A two-strain reaction-diffusion malaria model with seasonality and vector-bias

The paper proves three threshold results for a periodic two-strain reaction–diffusion malaria model with vector-bias: (A) global extinction if R1<1 and R2<1 (Theorem 4.1), (B) competitive exclusion if exactly one strain has Ri>1 (Theorem 4.2), and (C) uniform persistence plus existence of a strictly positive ω-periodic solution when R1>1, R2>1 and the invasion numbers R̂1>1, R̂2>1 (Theorem 4.3). These are established via a time-varying phase region X(t), an ω-periodic semiflow Q(t), the Poincaré map Q=Q(ω), and an acyclicity argument on boundary invariant sets, together with spectral characterizations of Ri and R̂i via the Poincaré maps of associated linear periodic-parabolic systems (Lemmas 3.1 and 3.2) . The candidate solution reaches the same conclusions using a slightly different blueprint: compactness and strong monotonicity (with respect to a competitive cone) of the Poincaré map, standard periodic next-generation operator theory, and persistence results under an assumed acyclic boundary.
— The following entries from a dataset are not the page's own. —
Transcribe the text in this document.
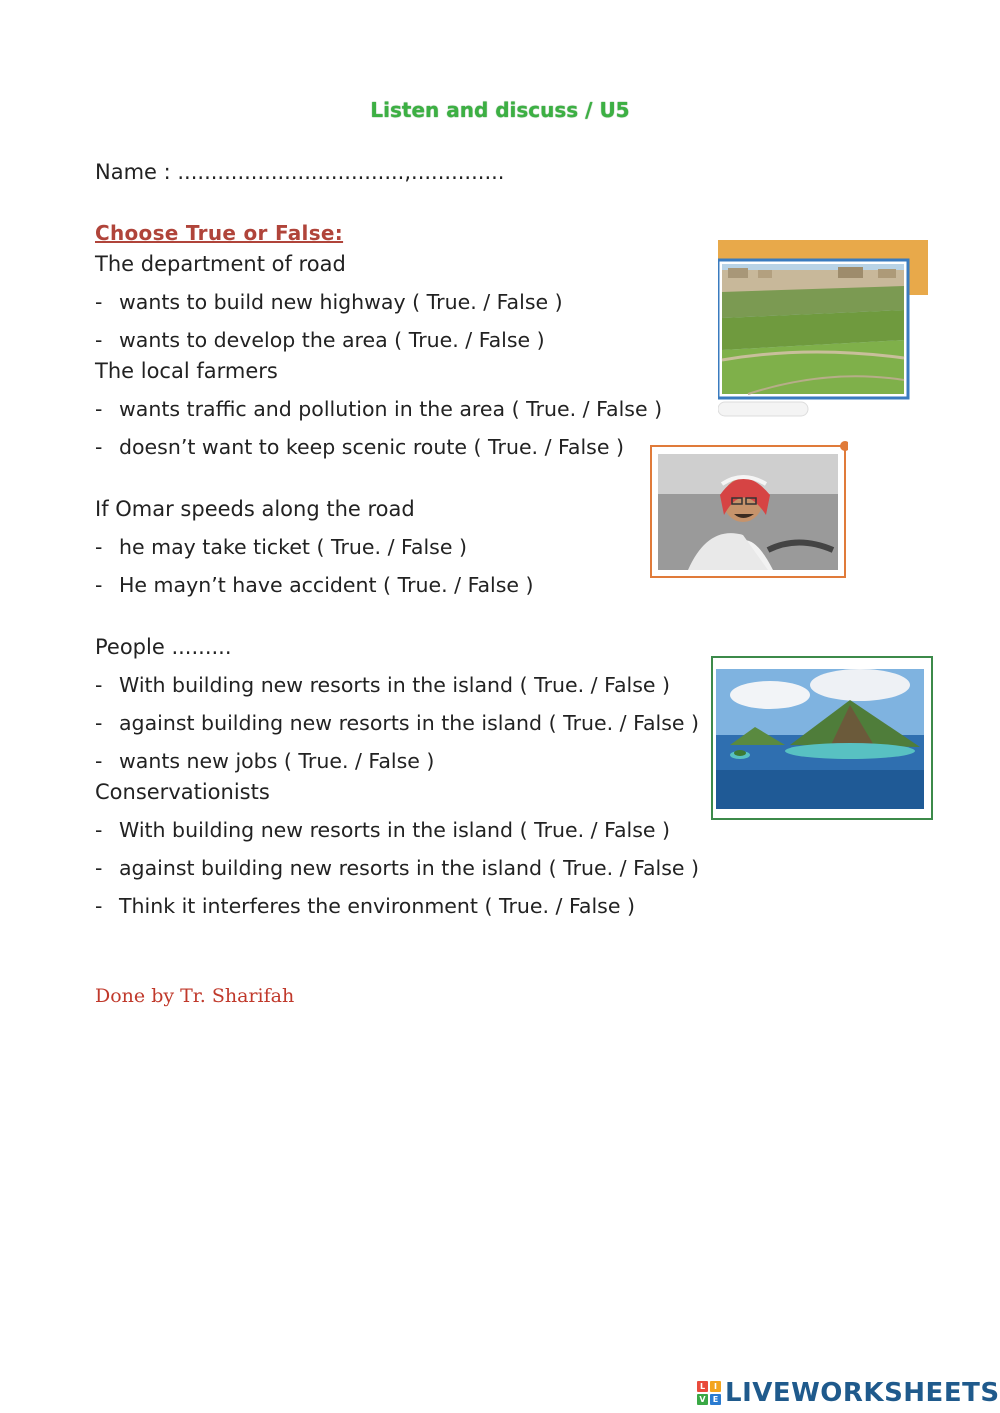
Listen and discuss / U5
Name : ..................................,..............
Choose True or False:
The department of road
- wants to build new highway ( True. / False )
- wants to develop the area ( True. / False )
The local farmers
- wants traffic and pollution in the area ( True. / False )
- doesn’t want to keep scenic route ( True. / False )
If Omar speeds along the road
- he may take ticket ( True. / False )
- He mayn’t have accident ( True. / False )
People .........
- With building new resorts in the island ( True. / False )
- against building new resorts in the island ( True. / False )
- wants new jobs ( True. / False )
Conservationists
- With building new resorts in the island ( True. / False )
- against building new resorts in the island ( True. / False )
- Think it interferes the environment ( True. / False )
Done by Tr. Sharifah
L	I
V E LIVEWORKSHEETS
Its steps align with the paper’s outcomes and standard literature. However, it omits two technical points proved in the paper: (i) handling the time-dependent state region X(t) (the paper’s Q(t) is an ω-periodic semiflow on X(t) with a global attractor) and (ii) verifying acyclicity on the boundary (the paper gives a nontrivial construction to exclude cycles) . The paper’s arguments appear complete and correct for the stated results, while the model solution’s proof sketch is broadly correct but leaves these justifications implicit.